En effet, sur les 18 ambassadeurs en poste à l’étranger, seuls deux sont des diplomates de carrière. L’ambassadeur Koonjal est ainsi en poste à Bruxelles alors que l’ambassadeur Daladoo, lui, est basé à Genève. Les diplomates mauriciens prennent en exemple les membres du corps diplomatiques en poste à Maurice. La grande majorité des ambassadeurs sont des diplomates de carrière. « C’est le cas notamment pour la France, la Grande-Bretagne, l’Inde, le Bangladesh et Madagascar », fait-on ressortir. « Jusqu’ici, les diplomates de carrière mauriciens se heurtent à un “glass ceiling” et doivent se contenter de terminer leur carrière au pis aller comme No 2 dans les ambassades à l’étranger. Ce qui est loin d’être motivant », insiste-t-on.
Le ministère des Affaires étrangères dispose actuellement de 14 ministres conseillers. « Il faut que ces derniers accèdent au poste d’ambassadeur pour que les premiers et seconds secrétaires puissent envisager une promotion », insiste-t-on.

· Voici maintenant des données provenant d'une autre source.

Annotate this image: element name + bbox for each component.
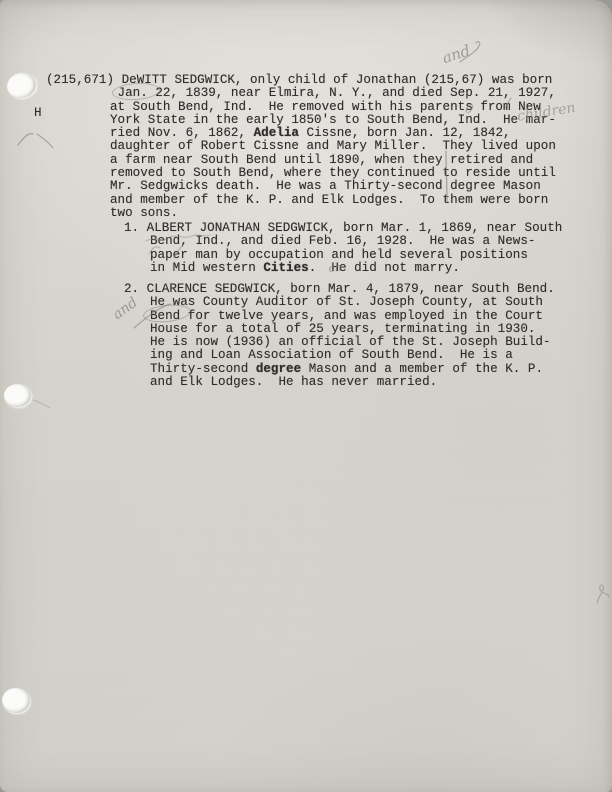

Maurice est actuellement représentée en Australie, en Afrique du Sud, en Chine, en Inde, au Pakistan, en Égypte, en France, en Grande-Bretagne, à l’Union africaine (Addis-Abeba), en Malaisie, à Madagascar, au Mozambique, aux Etats-Unis, à l’Onu (New York), en Russie, à Bruxelles et à Genève. « Nous avons également un ambassadeur itinérant pour l’Afrique. La possibilité d’ouvrir une ambassade en Arabie Saoudite est à l’étude. »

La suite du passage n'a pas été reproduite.